My system setting, linux system, with 12 cores, isolated cores 2-11. core 0 and 1's usage are almost 100% by some other program. All the rest cores are idle.
export GOMP_CPU_AFFINITY=2,3,4
export OMP_NUM_THREADS=3
taskset -c $GOMP_CPU_AFFINITY perf stat -d ./test_openmp
output is:
Performance counter stats for './test_openmp':
47,654.74 msec task-clock:u # 2.981 CPUs utilized
0 context-switches:u # 0.000 /sec
0 cpu-migrations:u # 0.000 /sec
115,358 page-faults:u # 2.421 K/sec
159,245,881,934 cycles:u # 3.342 GHz
250,009,309,156 instructions:u # 1.57 insn per cycle
20,002,132,172 branches:u # 419.730 M/sec
117,268 branch-misses:u # 0.00% of all branches
110,002,614,320 L1-dcache-loads:u # 2.308 G/sec
10,796,435,741 L1-dcache-load-misses:u # 9.81% of all L1-dcache accesses
0 LLC-loads:u # 0.000 /sec
0 LLC-load-misses:u # 0.00% of all LL-cache accesses
15.986638336 seconds time elapsed
47.175831000 seconds user
0.414928000 seconds sys
export GOMP_CPU_AFFINITY=1,2,3,4
export OMG_NUM_THREADS=4
taskset -c $GOMP_CPU_AFFINITY perf stat -d ./test_openmp
the output is
pid: 4118342
Performance counter stats for './test_openmp':
48,241.03 msec task-clock:u # 1.072 CPUs utilized
0 context-switches:u # 0.000 /sec
0 cpu-migrations:u # 0.000 /sec
119,879 page-faults:u # 2.485 K/sec
161,605,704,451 cycles:u # 3.350 GHz
250,011,376,400 instructions:u # 1.55 insn per cycle
20,002,726,448 branches:u # 414.641 M/sec
118,657 branch-misses:u # 0.00% of all branches
110,002,938,510 L1-dcache-loads:u # 2.280 G/sec
10,796,444,713 L1-dcache-load-misses:u # 9.81% of all L1-dcache accesses
0 LLC-loads:u # 0.000 /sec
0 LLC-load-misses:u # 0.00% of all LL-cache accesses
45.012033357 seconds time elapsed
47.764469000 seconds user
0.399934000 seconds sys
My question is: why the second time I assigned one more core (core 1) to the program but the running time is must longer (15.98sec vs 45.01sec), and the cpu utilization is very low (2.98 vs 1.07)

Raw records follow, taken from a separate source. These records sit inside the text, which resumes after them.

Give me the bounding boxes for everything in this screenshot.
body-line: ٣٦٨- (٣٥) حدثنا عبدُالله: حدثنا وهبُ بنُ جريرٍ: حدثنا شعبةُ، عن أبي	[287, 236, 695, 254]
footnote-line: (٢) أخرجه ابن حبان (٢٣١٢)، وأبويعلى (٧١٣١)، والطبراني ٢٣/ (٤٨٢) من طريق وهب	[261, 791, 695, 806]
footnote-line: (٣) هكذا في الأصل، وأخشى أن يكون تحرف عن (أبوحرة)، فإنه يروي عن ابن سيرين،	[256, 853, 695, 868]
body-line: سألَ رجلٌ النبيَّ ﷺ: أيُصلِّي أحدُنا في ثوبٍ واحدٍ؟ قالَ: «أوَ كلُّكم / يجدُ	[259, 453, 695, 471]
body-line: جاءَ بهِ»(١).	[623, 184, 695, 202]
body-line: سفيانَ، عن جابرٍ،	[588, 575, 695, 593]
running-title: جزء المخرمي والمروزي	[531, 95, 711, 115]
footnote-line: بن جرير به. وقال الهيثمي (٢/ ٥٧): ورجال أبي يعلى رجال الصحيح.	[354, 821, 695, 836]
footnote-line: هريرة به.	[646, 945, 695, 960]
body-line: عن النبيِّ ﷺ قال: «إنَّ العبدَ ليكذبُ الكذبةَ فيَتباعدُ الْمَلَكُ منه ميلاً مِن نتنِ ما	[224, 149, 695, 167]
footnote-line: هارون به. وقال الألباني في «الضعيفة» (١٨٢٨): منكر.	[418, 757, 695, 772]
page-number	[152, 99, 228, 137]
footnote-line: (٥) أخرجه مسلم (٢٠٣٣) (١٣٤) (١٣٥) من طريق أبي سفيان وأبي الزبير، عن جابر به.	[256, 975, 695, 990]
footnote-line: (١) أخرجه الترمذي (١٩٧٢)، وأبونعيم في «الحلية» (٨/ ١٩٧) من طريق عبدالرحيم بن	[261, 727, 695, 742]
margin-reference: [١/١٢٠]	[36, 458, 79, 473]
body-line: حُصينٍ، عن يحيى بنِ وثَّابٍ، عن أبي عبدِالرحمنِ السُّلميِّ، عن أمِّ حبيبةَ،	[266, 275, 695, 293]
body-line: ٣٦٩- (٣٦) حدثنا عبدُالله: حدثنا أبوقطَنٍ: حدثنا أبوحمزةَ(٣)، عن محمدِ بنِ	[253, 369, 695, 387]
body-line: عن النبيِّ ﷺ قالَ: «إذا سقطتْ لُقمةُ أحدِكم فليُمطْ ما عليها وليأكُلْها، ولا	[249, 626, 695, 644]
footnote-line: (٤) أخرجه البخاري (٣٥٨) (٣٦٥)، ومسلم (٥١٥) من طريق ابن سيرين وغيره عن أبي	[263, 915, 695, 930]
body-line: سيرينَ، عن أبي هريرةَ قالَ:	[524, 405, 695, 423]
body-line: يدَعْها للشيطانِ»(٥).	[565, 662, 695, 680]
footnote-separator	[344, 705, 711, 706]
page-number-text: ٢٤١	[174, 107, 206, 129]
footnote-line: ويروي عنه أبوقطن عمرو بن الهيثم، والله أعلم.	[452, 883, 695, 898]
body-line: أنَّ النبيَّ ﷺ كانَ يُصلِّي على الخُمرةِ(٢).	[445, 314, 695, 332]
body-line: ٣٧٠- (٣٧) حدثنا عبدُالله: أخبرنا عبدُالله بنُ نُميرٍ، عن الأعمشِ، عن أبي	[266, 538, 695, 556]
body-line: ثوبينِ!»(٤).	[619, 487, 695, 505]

Here is the test code I ran.
#include <iostream>
#include <cstdint>
#include <unistd.h>
constexpr int64_t N = 100000;
int m = N;
int n = N;
int main() {
double* a = new double[N];
double* c = new double[N];
double* b = new double[N*N];
std::cout << "pid: " << getpid() << std::endl;
#pragma omp parallel for default(none) shared(m,n,a,b,c)
for (int i=0; i<m; i++) {
double sum = 0.0;
for (int j=0; j<n; j++)
sum += b[i+j*N]*c[j];
a[i] = sum;
}
return 0;
}
When you don't specify a schedule for the workshare loop, the schedule is implementation defined. Most implementations pick the static schedule because it has the lowest runtime overhead for most workloads. The static schedule distributes the same number of iterations to each threads.
In your case, you specifically want to allow openmp to distribute the work differently to the threads. Try adding schedule(dynamic)
to the parallel for directive.
You can also select schedule(runtime)
and control the schedule by setting an environmental variable for each execution.